4. Il suffit de donner de la nourriture aux enfants pour les empêcher de mourir.

Les enfants sont les plus touchés par la famine. Le manque de nourriture a un impact direct sur eux, mais aussi le manque d’aliments nutritifs et de suppléments, qui sont essentiels pour survivre à des maladies évitables comme la pneumonie et la malaria. Lors de la famine de 2011 en Somalie, près de la moitié des 260 000 personnes décédées ont été des enfants de moins de cinq ans. L’ONU a récemment estimé que plus d’un million d’enfants de moins de cinq ans souffrent présentement de malnutrition au Soudan du Sud. Les taux globaux de malnutrition chez les enfants de moins de cinq ans sont supérieurs de 30 % dans les régions du Soudan du Sud où l’état de famine a été déclaré et de 15 % dans les autres régions du pays, ce qui est bien au-delà des 10 % du seuil d’urgence.

5. Les dons sont plus indispensables après un état de famine déclaré.

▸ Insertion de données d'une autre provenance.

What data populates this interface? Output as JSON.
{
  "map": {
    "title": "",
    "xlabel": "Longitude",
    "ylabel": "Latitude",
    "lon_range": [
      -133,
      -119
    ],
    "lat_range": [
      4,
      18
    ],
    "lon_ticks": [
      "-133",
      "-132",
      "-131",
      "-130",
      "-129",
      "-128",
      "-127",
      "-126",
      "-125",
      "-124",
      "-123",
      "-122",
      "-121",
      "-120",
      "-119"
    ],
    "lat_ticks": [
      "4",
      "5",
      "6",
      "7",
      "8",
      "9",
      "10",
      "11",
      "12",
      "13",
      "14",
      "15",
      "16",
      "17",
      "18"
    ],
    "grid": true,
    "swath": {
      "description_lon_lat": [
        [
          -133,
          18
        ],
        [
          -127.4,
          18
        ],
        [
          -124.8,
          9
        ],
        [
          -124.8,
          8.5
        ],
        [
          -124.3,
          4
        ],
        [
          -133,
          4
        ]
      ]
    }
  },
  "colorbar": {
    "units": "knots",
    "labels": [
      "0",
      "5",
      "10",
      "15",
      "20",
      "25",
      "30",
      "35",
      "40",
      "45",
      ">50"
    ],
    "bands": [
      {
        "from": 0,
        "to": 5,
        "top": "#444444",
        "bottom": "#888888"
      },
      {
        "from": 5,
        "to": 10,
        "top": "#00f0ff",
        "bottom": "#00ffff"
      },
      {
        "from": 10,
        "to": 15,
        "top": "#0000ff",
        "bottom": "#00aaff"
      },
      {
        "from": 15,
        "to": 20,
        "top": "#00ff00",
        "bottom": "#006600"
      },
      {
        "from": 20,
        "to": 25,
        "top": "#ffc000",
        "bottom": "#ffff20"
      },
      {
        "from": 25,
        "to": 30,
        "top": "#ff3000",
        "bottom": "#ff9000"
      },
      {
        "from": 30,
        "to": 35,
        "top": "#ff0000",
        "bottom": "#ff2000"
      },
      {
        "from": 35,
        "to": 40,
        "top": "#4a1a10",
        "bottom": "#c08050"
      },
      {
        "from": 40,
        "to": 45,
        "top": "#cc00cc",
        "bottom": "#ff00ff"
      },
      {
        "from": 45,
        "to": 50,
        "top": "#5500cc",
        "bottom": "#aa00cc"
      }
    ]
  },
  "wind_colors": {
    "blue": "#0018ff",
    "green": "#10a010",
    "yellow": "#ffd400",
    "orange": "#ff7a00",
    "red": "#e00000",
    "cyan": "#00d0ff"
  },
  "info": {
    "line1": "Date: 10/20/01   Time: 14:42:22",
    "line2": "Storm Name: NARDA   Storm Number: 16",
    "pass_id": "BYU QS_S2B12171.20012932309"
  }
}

Nous pouvons actuellement davantage prévenir la mort et la misère en intervenant rapidement. Les dons sont indispensables dès maintenant afin d’aider les organismes humanitaires à agir pour sauver des vies et éviter une situation de famine. L’ONU a demandé 4,4 milliards $ en financement d’urgence d’ici mars pour prévenir les désastres humanitaires au Soudan du Sud, au Yémen, dans le nord-est du Nigéria et en Somalie. Elle a besoin de ressources vitales dès aujourd’hui afin de prévenir des millions de morts évitables.